Book, music and lyrics by Leslie Bricusse, based on A Christmas Carol by Charles Dickens
Bill Kenwright Ltd
The Lowry, Salford

Scrooge, The Lowry

Tommy Steele last spent Christmas in Manchester as Scrooge back in 2004—although he did a briefer run in November a couple of years ago—but now he is back to celebrate both Christmas and his 75th birthday at The Lowry.

Bricusse's adaptation is pretty faithful to the original and works fairly well, although he has made a few changes that range from the cheesy—the Ghost of Christmas Past has been changed from a child into the ghost of Scrooge's sister—to the bizarrely unnecessary—Scrooge's nephew Fred has been re-christened Harry. The ending is rather drawn out which pushes it into sentimentality, some scenes are a little over-explained and some changes just haven't been thought through, such as having the charity collectors come up to him as a stranger in the street to ask him if he is Mr Scrooge or Mr Marley instead of calling into his office with the partners' names on the door.

However, these niggles aside, the best lines, jokes and the story itself come straight from Dickens, and this has got to be the greatest Christmas story ever written. The songs aren't particularly memorable apart from the most famous "Thank You Very Much" and perhaps the act one finale "I Like Life", but they are pleasant enough and work within the context of the story.

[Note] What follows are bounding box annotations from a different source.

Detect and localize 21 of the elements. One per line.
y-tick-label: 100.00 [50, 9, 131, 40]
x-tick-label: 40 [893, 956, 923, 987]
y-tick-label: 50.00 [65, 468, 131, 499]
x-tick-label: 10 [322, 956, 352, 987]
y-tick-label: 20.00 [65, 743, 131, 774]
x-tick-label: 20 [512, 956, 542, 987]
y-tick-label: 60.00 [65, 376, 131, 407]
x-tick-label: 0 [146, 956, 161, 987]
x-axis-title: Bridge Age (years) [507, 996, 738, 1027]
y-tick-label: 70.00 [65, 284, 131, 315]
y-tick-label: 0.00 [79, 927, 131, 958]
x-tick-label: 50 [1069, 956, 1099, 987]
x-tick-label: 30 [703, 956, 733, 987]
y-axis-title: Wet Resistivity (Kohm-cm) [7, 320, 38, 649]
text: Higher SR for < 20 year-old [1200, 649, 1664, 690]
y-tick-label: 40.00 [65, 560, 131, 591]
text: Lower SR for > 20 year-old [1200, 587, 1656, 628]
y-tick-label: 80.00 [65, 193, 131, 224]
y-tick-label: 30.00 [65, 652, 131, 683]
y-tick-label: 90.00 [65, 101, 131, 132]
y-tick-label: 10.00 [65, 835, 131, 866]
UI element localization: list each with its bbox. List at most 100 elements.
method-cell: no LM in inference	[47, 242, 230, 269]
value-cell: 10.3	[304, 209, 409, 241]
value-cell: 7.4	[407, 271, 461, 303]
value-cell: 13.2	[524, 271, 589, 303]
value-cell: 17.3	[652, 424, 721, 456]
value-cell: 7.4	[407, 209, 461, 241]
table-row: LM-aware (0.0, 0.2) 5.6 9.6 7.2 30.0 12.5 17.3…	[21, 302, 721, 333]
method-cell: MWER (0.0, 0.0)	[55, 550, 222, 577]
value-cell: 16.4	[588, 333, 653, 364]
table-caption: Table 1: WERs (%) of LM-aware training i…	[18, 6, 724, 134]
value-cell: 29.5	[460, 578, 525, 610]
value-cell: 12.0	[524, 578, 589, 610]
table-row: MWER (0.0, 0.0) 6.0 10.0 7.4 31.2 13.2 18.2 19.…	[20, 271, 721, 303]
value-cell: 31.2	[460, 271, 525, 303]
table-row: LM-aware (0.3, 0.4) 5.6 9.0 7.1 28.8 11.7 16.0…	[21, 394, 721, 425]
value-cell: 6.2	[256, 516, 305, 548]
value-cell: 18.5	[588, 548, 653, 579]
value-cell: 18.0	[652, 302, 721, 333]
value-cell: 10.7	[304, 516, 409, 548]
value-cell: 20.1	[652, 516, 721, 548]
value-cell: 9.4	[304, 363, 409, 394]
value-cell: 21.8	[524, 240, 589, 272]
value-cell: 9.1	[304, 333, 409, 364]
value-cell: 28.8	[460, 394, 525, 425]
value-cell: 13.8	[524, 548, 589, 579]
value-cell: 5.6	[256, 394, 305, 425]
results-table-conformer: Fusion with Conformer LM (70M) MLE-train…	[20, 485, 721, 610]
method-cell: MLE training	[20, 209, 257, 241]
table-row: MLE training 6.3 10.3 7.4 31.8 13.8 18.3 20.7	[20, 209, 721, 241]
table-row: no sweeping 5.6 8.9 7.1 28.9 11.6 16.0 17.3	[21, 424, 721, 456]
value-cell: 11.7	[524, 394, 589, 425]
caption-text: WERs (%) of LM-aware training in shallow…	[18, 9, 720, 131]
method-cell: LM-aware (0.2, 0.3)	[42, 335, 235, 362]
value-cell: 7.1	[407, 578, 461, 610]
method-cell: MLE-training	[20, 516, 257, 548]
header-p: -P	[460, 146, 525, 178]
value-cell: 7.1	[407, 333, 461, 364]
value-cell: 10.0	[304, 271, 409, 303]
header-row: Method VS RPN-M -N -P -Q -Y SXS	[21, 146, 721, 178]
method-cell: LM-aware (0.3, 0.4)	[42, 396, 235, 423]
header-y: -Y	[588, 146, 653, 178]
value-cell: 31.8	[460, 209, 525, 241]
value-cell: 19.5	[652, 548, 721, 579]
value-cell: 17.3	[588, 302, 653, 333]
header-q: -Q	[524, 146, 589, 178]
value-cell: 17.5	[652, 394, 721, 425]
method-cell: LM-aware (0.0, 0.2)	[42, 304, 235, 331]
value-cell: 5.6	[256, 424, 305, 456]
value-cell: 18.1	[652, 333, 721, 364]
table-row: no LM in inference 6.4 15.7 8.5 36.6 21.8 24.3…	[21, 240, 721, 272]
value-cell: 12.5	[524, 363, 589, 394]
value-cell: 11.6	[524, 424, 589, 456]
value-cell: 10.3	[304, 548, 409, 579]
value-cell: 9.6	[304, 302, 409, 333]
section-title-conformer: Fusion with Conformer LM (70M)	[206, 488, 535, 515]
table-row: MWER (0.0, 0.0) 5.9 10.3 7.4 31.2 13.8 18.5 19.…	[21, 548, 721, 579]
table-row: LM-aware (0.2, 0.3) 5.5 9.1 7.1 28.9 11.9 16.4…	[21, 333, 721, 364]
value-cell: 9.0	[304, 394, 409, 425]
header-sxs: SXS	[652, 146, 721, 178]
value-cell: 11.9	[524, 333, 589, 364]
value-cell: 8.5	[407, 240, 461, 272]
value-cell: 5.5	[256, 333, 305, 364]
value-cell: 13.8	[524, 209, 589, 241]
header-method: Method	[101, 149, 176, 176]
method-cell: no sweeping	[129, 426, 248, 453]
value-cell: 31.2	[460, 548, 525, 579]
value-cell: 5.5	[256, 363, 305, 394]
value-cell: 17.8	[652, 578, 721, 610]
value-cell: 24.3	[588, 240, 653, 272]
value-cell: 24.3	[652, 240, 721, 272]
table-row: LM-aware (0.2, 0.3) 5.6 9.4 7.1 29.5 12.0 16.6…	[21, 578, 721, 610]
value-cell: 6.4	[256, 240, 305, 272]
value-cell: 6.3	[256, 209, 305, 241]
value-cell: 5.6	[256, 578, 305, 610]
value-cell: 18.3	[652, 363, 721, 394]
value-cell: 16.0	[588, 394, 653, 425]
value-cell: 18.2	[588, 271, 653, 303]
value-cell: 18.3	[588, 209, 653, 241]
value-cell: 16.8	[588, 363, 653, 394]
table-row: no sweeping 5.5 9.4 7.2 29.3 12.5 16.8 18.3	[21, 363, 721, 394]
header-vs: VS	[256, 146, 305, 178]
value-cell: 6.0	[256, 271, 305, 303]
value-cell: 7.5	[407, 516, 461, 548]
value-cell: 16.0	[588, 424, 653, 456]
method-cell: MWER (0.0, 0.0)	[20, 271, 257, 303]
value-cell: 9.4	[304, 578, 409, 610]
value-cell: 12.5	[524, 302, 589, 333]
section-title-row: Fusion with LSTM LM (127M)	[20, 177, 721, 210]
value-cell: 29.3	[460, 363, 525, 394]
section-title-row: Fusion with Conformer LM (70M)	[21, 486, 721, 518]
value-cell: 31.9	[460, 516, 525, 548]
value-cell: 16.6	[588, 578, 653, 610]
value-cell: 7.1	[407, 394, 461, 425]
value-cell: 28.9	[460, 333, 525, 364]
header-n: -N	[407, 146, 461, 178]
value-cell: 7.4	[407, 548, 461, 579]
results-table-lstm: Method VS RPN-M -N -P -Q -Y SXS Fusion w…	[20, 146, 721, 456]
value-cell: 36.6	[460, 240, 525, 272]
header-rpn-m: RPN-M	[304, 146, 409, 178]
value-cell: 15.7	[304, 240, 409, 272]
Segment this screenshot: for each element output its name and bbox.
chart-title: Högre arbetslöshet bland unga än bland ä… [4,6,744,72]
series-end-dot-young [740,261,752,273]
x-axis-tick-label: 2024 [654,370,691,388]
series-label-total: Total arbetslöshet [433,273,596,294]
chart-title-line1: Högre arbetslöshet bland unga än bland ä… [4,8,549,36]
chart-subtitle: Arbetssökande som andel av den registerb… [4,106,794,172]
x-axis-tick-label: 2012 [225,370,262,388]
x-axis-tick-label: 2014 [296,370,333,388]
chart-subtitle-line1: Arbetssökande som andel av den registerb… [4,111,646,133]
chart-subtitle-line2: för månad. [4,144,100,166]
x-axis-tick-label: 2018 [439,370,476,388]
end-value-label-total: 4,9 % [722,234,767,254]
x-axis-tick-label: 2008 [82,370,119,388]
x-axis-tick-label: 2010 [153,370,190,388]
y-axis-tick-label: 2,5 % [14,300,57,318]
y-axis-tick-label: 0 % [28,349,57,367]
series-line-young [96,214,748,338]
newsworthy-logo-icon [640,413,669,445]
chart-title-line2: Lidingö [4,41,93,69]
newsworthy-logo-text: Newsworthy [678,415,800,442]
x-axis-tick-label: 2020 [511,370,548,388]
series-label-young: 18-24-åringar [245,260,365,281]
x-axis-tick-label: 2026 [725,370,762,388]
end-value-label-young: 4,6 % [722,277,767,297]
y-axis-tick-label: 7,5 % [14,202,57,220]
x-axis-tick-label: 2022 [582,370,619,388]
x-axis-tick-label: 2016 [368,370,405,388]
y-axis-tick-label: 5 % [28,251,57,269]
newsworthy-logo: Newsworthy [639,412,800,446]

Bob Tomson's production feels like a proper "big show" right from the opening chords of the overture, with sumptuous design of the run-down streets and houses from Paul Farnsworth, beautifully lit by Nick Richings (who has also lit the Library's Wind in the Willows over in the Lowry's Quays Theatre), and although this is now an old production, Paul Kieve's illusions still stand up and produce gasps from the audience.

There are some great characters created by the likes of James Head as the booming and quite sinister Ghost of Christmas Present, Halcro Johnston and Tessa Vale as the jolly Mr and Mrs Fezziwig, Edward Handoll as Bob Cratchit, Rhidian Marc as Harry and Barry Howard who returns to the role of Jacob Marley. There is a real ensemble feel to the performance outside the title role and the phantoms.

But of course this story revolves totally around one character, played now for the sixth time by well-loved entertainer Tommy Steele. It has to be said that to be performing nine shows a week on tour in a role where he hardly leaves the stage for two and a half hours and carries most of the main songs at the age of 75 (he turns 75 on 17 December) is an achievement in itself, but he is more than just "good for his age". He may not be quite as agile as he once was, but he sings, he dances, he can do comedy and he can bring the audience to tears as well. It's a real tour-de-force of a performance from a great all-round entertainer.

At the end of the press night performance, the whole audience was standing and applauding, and when Steele returned for another bow and told them to "go home", he had a big smile on his face and showed no sign of wanting to leave the stage while they were still clapping.

If I was to spend money on a ticket for just one of the big shows in Manchester I have seen this year, it would definitely be Scrooge. Great all-round entertainment for all the family, and Tommy Steele—what more could anyone want from a Christmas show?